In a traditional interpretation, the term Business Intelligence (BI) describes the process of extracting information from data. An integral part of any BI system is the data warehouse — a central repository of data that is regularly refreshed by the ETL processes we mentioned above.
SQL Server Integration Services – SSIS – is the most advanced technology for the ETL processes and we usually recommend for most of our projects. Typically the data warehouse (DW) is structured with a star schema.
After data is loaded/refreshed into the data warehouse, many BI systems usually reprocess subsets of the data into function-specific multi-dimensional OLAP cubes (typically implemented with SSAS – SQL Server Analysis Services) or other data structure optimized for Data Visualization, Reporting Systems (typically implemented with SSRS – SQL Server Reporting Services) and Dashboards.
Typical MSFT DW Architecture
We always start with Business Discovery and captures it in Analytical Requirements.
In a large enterprise, users tend to split into many groups, each with different analytical requirements. Users in each group often articulate the analysis they need in terms of graphs, grids of data (worksheets), and printed reports.
These are visually very different but all essentially present numerical measures filtered and grouped by the members of one or more dimensions.
PCA will capture the analytical requirements of a group simply by formalizing the measures and dimensions that they use.
As shown in the picture above, these requirements can be presented graphically together with the relevant hierarchical information in the so-called “Sun model”, which is the logical model of the analytical requirements and capture the analytical requirements of users in terms of measures, dimensions, and hierarchical structure.

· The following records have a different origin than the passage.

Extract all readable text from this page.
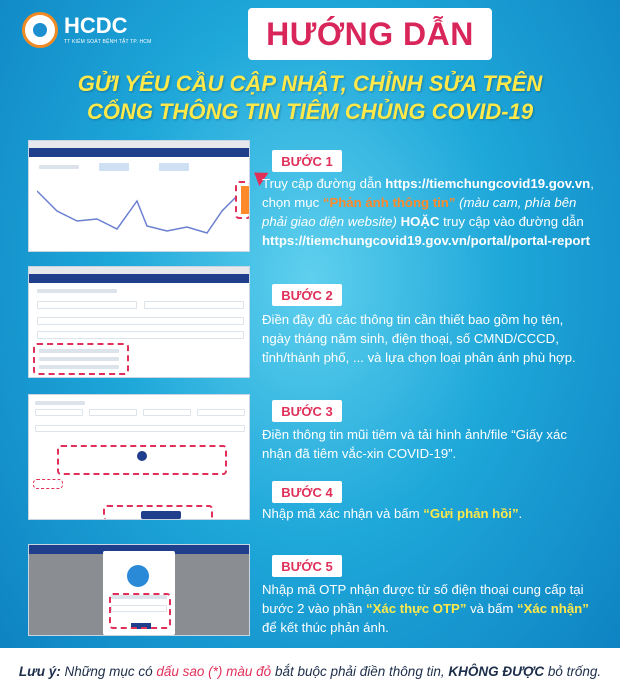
HCDC
TT KIỂM SOÁT BỆNH TẬT TP. HCM	HƯỚNG DẪN
GỬI YÊU CẦU CẬP NHẬT, CHỈNH SỬA TRÊN
CỔNG THÔNG TIN TIÊM CHỦNG COVID-19
BƯỚC 1
BƯỚC 2
BƯỚC 3
BƯỚC 4
BƯỚC 5
Truy cập đường dẫn https://tiemchungcovid19.gov.vn, chọn mục “Phản ánh thông tin” (màu cam, phía bên phải giao diện website) HOẶC truy cập vào đường dẫn https://tiemchungcovid19.gov.vn/portal/portal-report
Điền đầy đủ các thông tin cần thiết bao gồm họ tên, ngày tháng năm sinh, điện thoại, số CMND/CCCD, tỉnh/thành phố, ... và lựa chọn loại phản ánh phù hợp.
Điền thông tin mũi tiêm và tải hình ảnh/file “Giấy xác nhận đã tiêm vắc-xin COVID-19”.
Nhập mã xác nhận và bấm “Gửi phản hồi”.
Nhập mã OTP nhận được từ số điện thoại cung cấp tại bước 2 vào phần “Xác thực OTP” và bấm “Xác nhận” để kết thúc phản ánh.
Lưu ý: Những mục có dấu sao (*) màu đỏ bắt buộc phải điền thông tin, KHÔNG ĐƯỢC bỏ trống.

One of the main reasons to generate reports is to transform data into information for the business user and enable the user to explore and drill down data.
Most people find graphics easier to understand than numbers. With SSAS and SSRS reports the dashboard can contain the gauges and/or KPIs (Goal, Value, Status, Trend, Weight, Indicator, etc.), as a visual output.
A gauge displays a single value from the data. As the picture below shows, gauges are particularly useful for creating an easy-to-read dashboard that displays and compares several values and monitor them for alerts, alarms, and actions.
Massive Parallel Processing
Recently Microsoft added to the SQL Server portfolio a Parallel Data Warehouse (PDW) with Massive Parallel Processing (MPP) Architecture, and the ability to scale above 100s of Terabytes. PDW is appliances already available from HP and Dell.